Neferhor no se preocupaba de tales consideraciones. Cada mañana saludaba a Ra-Khepri, la salida del sol, camino de la Casa de la Correspondencia del Faraón, donde había terminado por convertirse en un funcionario más, gris y sin otra relevancia que la que le proporcionaba el trabajo bien hecho.

En los últimos tiempos, su cometido se limitaba a contestar cartas sin importancia a reyezuelos empeñados en emparentar con el dios. Si alguna de las tablillas recibidas no eran comprendidas, Neferhor se encargaba de revisarlas para traducir su significado, pues el escriba se había convertido en todo un maestro de la escritura acadia. Pero, fuera de estos casos, su labor pasaba desapercibida, sin apenas importancia.
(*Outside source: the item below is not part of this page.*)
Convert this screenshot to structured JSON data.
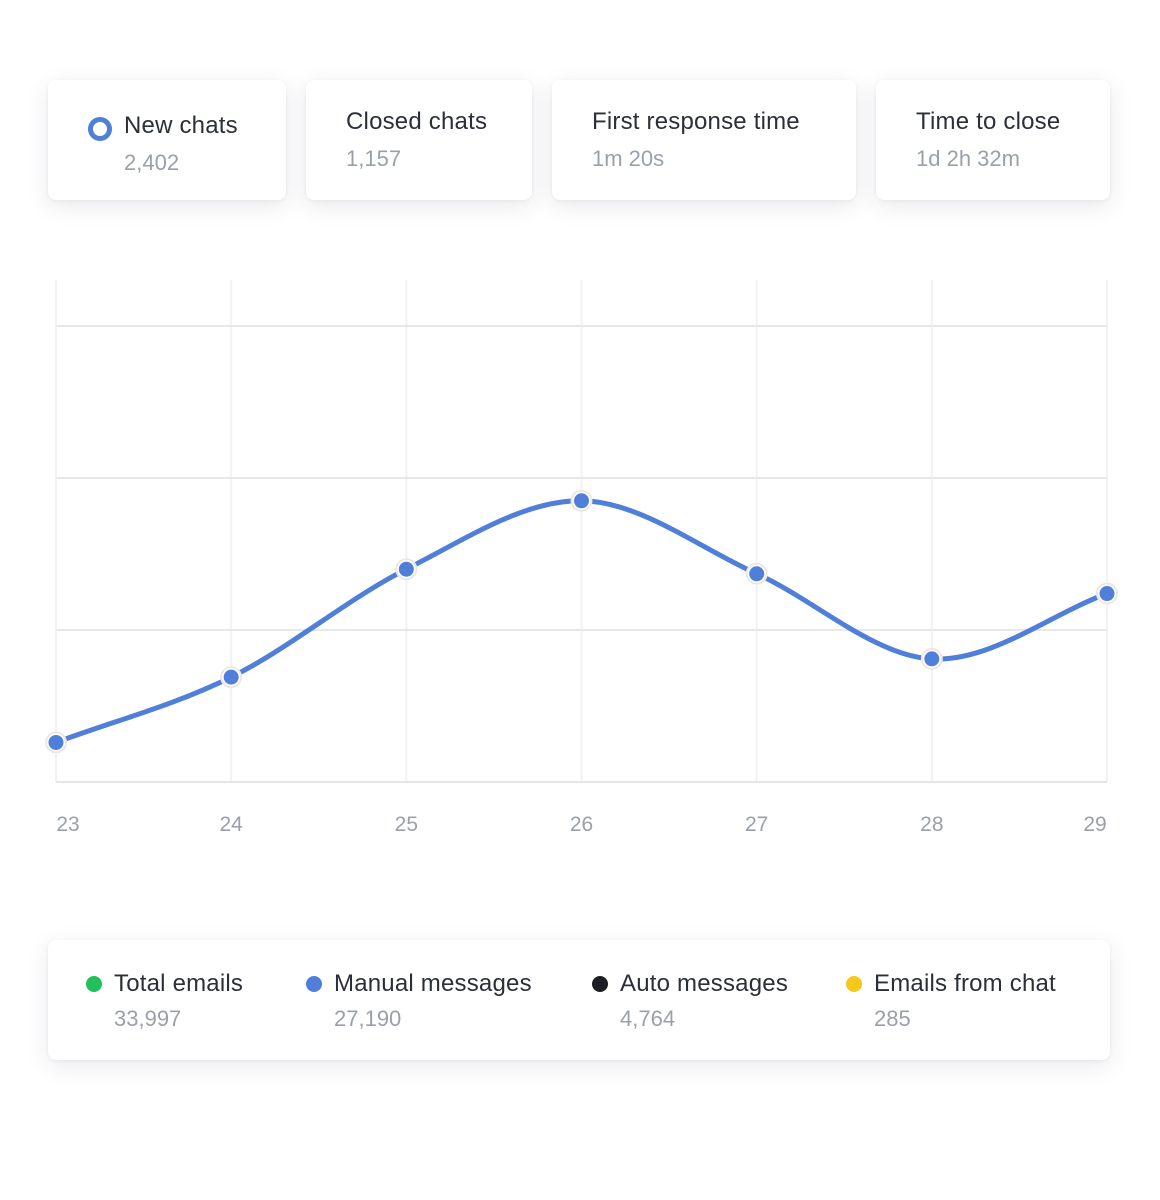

Desde hacía algún tiempo, Tutu, el escriba inspector al cargo de aquel departamento, le había ido apartando paulatinamente de sus anteriores funciones, relegándole al lugar que ahora ocupaba. Por motivos que Neferhor desconocía, el embajador real le demostraba su antipatía a la menor oportunidad, al tiempo que le insinuaba que su concurso no era imprescindible. Neferhor tenía pocos amigos allí, y algunos aseguraban que cuando Nebmaatra pasara a mejor vida el joven acabaría sus días estampando sellos en cualquier papiro sin trascendencia. El escriba se sentía ajeno a cuanto le rodeaba, y comenzó a sospechar que una mano poderosa controlaba su destino.